The ESO’s Atacama Large Millimeter/submillimeter Array (ALMA) is perched high in the Chilean Andes. ALMA is made of 66 high-precision antennae that all work together to observe light just between radio and infrared. Its specialty is cold objects, and in recent years, it has taken some stunning and scientifically illuminating images of protoplanetary disks and the planets forming in them.
The currently accepted theory of planet formation goes like this: clouds of gas and dust are compressed or begin to draw together. When enough material clumps together, a star is formed and begins fusion. As the star, and its cloud of gas and dust rotate, other clumps of matter coagulate within the cloud, eventually forming planets. Voila, solar system.
There’s lots of evidence to support this, but getting a good look at the early stages of planetary formation has been difficult.
But now, an international team of astronomers using the Karl G. Jansky Very Large Array (VLA) have captured the earliest image yet of the process of planetary formation. “We believe this clump of dust represents the earliest stage in the formation of protoplanets, and this is the first time we’ve seen that stage,” said Thomas Henning, of the Max Planck Institute for Astronomy (MPIA).
This story actually started back in 2014, when astronomers studied the star HL Tau and its dusty disk with the Atacama Large Millimetre/sub-millimetre Array (ALMA.) That image, which showed gaps in HL Tau’s proto-planetary disk caused by proto-planets sweeping up dust in their orbits, was at the time the earliest image we had of planet formation.

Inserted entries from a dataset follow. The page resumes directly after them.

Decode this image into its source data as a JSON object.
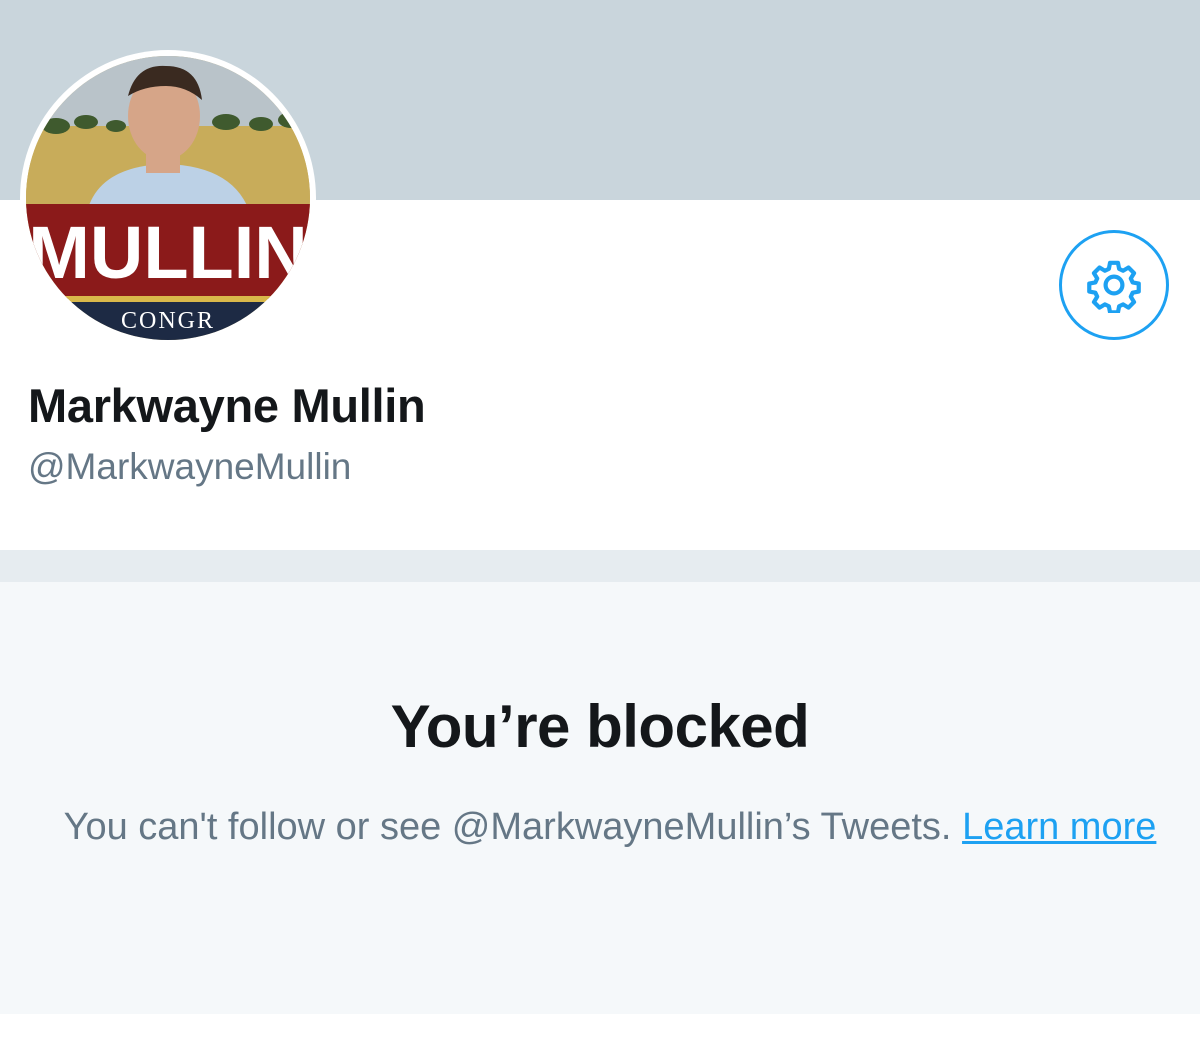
{
  "profile": {
    "display_name": "Markwayne Mullin",
    "handle": "@MarkwayneMullin",
    "avatar_sign_text": "MULLIN",
    "avatar_subtext": "CONGR"
  },
  "header": {
    "settings_icon": "gear-icon"
  },
  "blocked": {
    "title": "You’re blocked",
    "message": "You can't follow or see @MarkwayneMullin’s Tweets.",
    "learn_more_label": "Learn more"
  },
  "colors": {
    "accent": "#1da1f2",
    "banner": "#c9d5dc",
    "panel": "#f5f8fa",
    "secondary_text": "#657786"
  }
}
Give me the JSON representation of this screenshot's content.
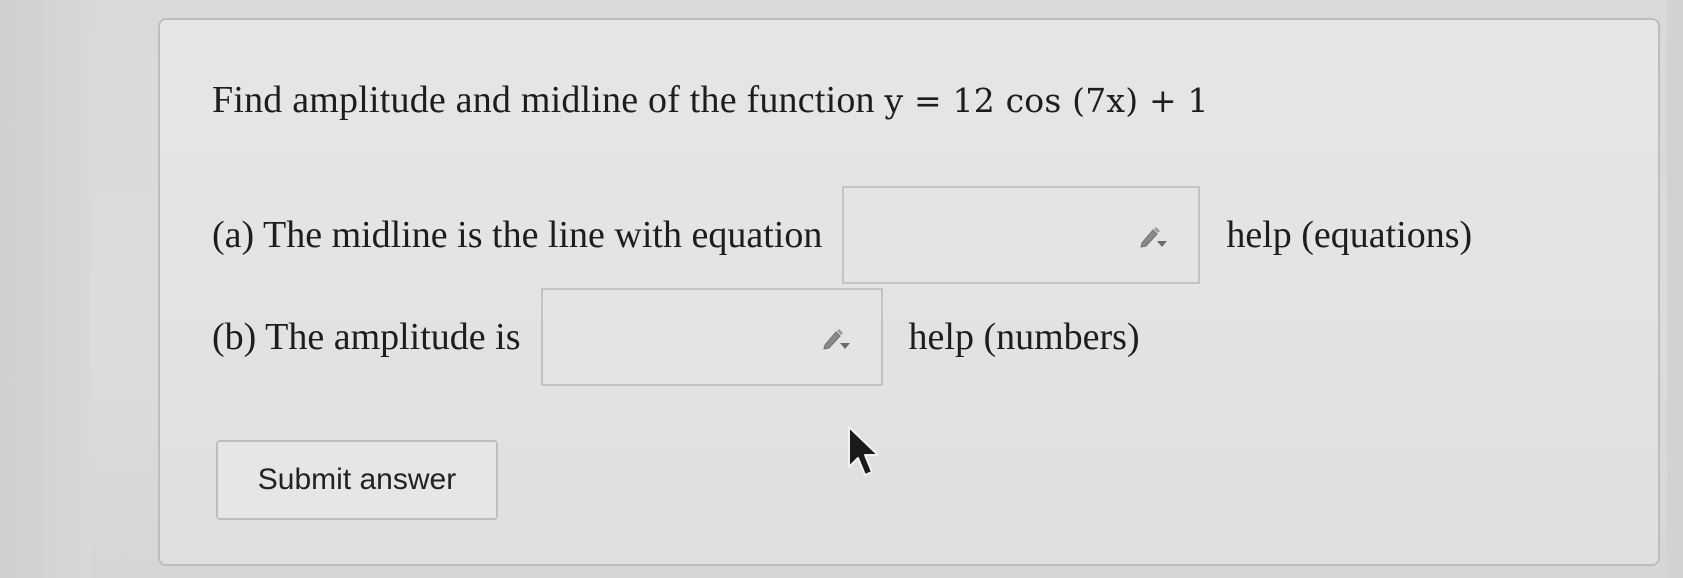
{
  "question": {
    "prefix": "Find amplitude and midline of the function",
    "function_math": "y = 12 cos (7x) + 1"
  },
  "part_a": {
    "label": "(a) The midline is the line with equation",
    "input_value": "",
    "help_text": "help (equations)"
  },
  "part_b": {
    "label": "(b) The amplitude is",
    "input_value": "",
    "help_text": "help (numbers)"
  },
  "submit": {
    "label": "Submit answer"
  },
  "icons": {
    "answer_tool": "pencil-dropdown-icon",
    "pointer": "mouse-cursor-icon"
  }
}
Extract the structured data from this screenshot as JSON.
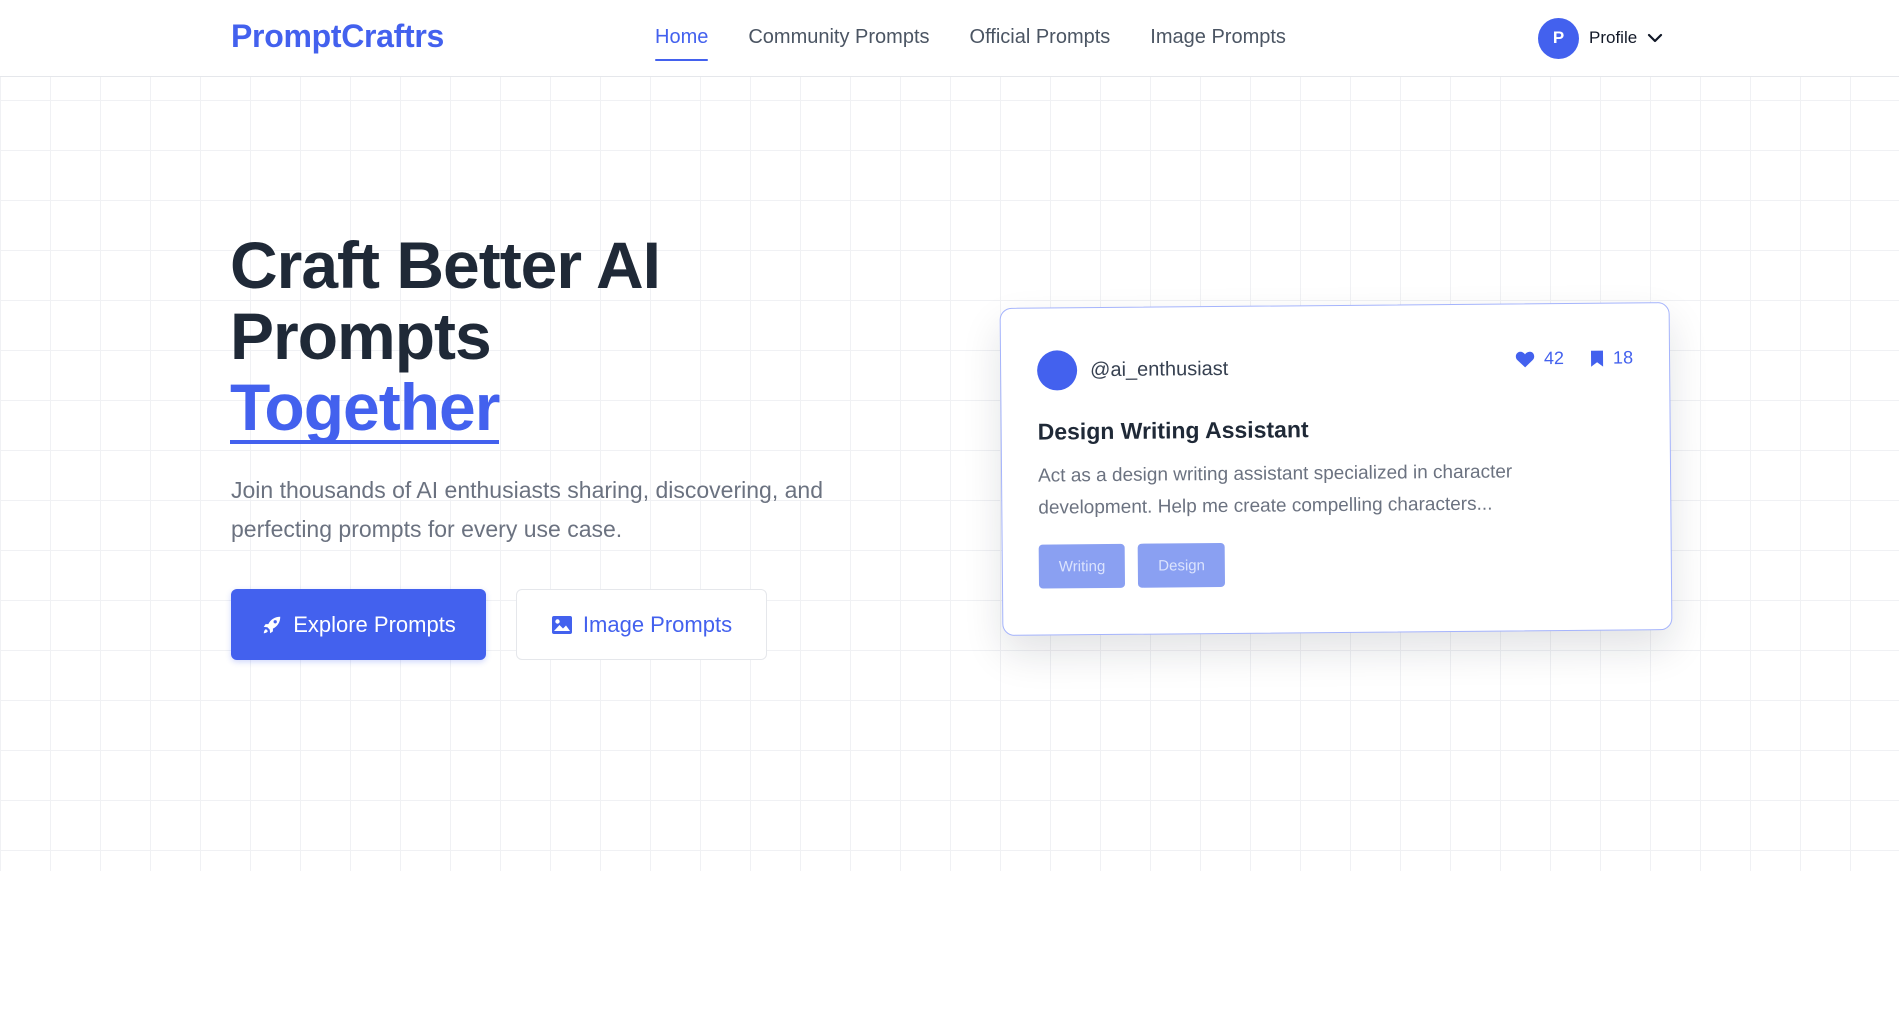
{
  "brand": {
    "name": "PromptCraftrs"
  },
  "nav": {
    "links": [
      {
        "label": "Home",
        "active": true
      },
      {
        "label": "Community Prompts",
        "active": false
      },
      {
        "label": "Official Prompts",
        "active": false
      },
      {
        "label": "Image Prompts",
        "active": false
      }
    ]
  },
  "profile": {
    "initial": "P",
    "label": "Profile",
    "icon": "chevron-down-icon"
  },
  "hero": {
    "title_line1": "Craft Better AI",
    "title_line2": "Prompts",
    "title_accent": "Together",
    "subtitle": "Join thousands of AI enthusiasts sharing, discovering, and perfecting prompts for every use case.",
    "primary_button": {
      "label": "Explore Prompts",
      "icon": "rocket-icon"
    },
    "secondary_button": {
      "label": "Image Prompts",
      "icon": "image-icon"
    }
  },
  "card": {
    "username": "@ai_enthusiast",
    "likes": "42",
    "bookmarks": "18",
    "title": "Design Writing Assistant",
    "description": "Act as a design writing assistant specialized in character development. Help me create compelling characters...",
    "tags": [
      "Writing",
      "Design"
    ]
  },
  "colors": {
    "accent": "#4361ee",
    "text_dark": "#1f2937",
    "text_muted": "#6b7280",
    "tag_bg": "#8aa0f2"
  }
}
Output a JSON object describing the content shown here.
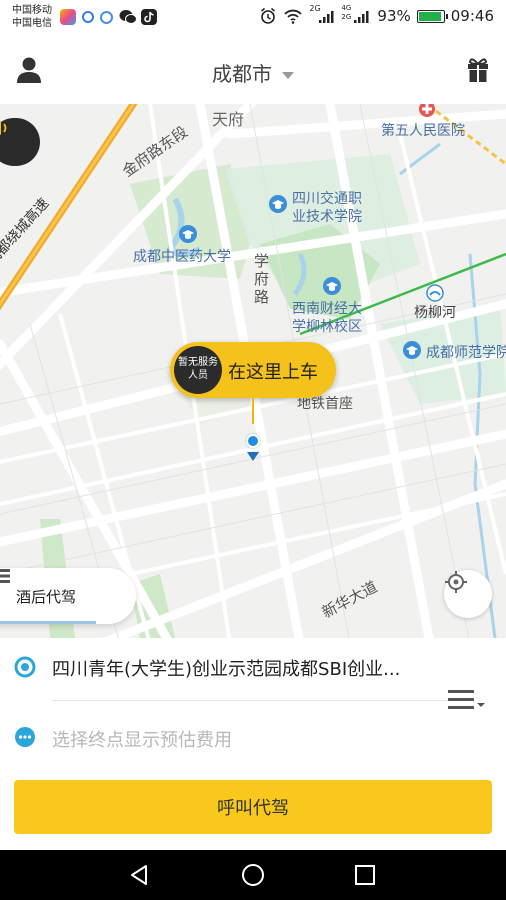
{
  "status_bar": {
    "carrier1": "中国移动",
    "carrier2": "中国电信",
    "net1": "2G",
    "net2": "4G 2G",
    "battery_percent": "93%",
    "battery_level": 0.93,
    "time": "09:46"
  },
  "header": {
    "city": "成都市"
  },
  "map": {
    "labels": {
      "tianfu": "天府",
      "hospital": "第五人民医院",
      "jinfu_road": "金府路东段",
      "highway": "成都绕城高速",
      "sichuan_college_1": "四川交通职",
      "sichuan_college_2": "业技术学院",
      "tcm_university": "成都中医药大学",
      "xuefu_road": "学府路",
      "swufe_1": "西南财经大",
      "swufe_2": "学柳林校区",
      "yangliuhe": "杨柳河",
      "normal_university": "成都师范学院",
      "metro": "地铁首座",
      "xinhua_avenue": "新华大道"
    },
    "pickup": {
      "driver_status": "暂无服务人员",
      "text": "在这里上车"
    },
    "service_tab": {
      "label": "酒后代驾"
    }
  },
  "trip": {
    "start_address": "四川青年(大学生)创业示范园成都SBI创业...",
    "end_placeholder": "选择终点显示预估费用",
    "call_button": "呼叫代驾"
  },
  "colors": {
    "accent_yellow": "#f8c81d",
    "pin_blue": "#1f8ee6",
    "map_bg": "#f1f1ef",
    "park_green": "#cfe8c8"
  }
}
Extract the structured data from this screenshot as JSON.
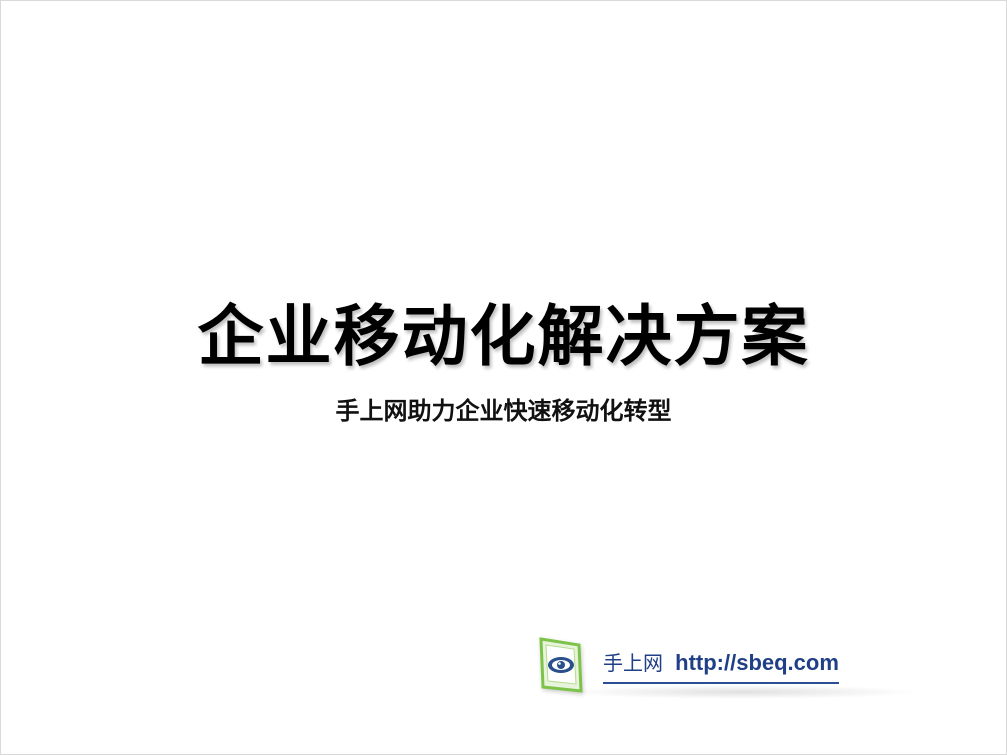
{
  "slide": {
    "title": "企业移动化解决方案",
    "subtitle": "手上网助力企业快速移动化转型"
  },
  "brand": {
    "name": "手上网",
    "url": "http://sbeq.com",
    "logo_icon": "sbeq-eye-logo-icon",
    "colors": {
      "text": "#1f3f86",
      "logo_green": "#7dc34a",
      "logo_blue": "#2b4f8c"
    }
  }
}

HL Tau is only about a million years old, so planet formation in HL Tau’s system was in its early days.
Now, astronomers have studied the same star, and its disk, with the VLA. The capabilities of the VLA allowed them do get an even better look at HL Tau and its disk, in particular the denser area closest to the star. What VLA revealed was a distinct clump of dust in the innermost region of the disk that contains between 3 to 8 times the mass of the Earth. That’s enough to form a few terrestrial planets of the type that inhabit our inner Solar System.
“This is an important discovery, because we have not yet been able to observe most stages in the process of planet formation,” said Carlos Carrasco-Gonzalez from the Institute of Radio Astronomy and Astrophysics (IRyA) of the National Autonomous University of Mexico (UNAM).
Of course the star in question, HL Tau, is interesting as well. But the formation and evolution of stars is much more easily studied. It’s our theory of planet formation which needed some observational confirmation. “This is quite different from the case of star formation, where, in different objects, we have seen stars in different stages of their life cycle. With planets, we haven’t been so fortunate, so getting a look at this very early stage in planet formation is extremely valuable,” said Carrasco-Gonzalez.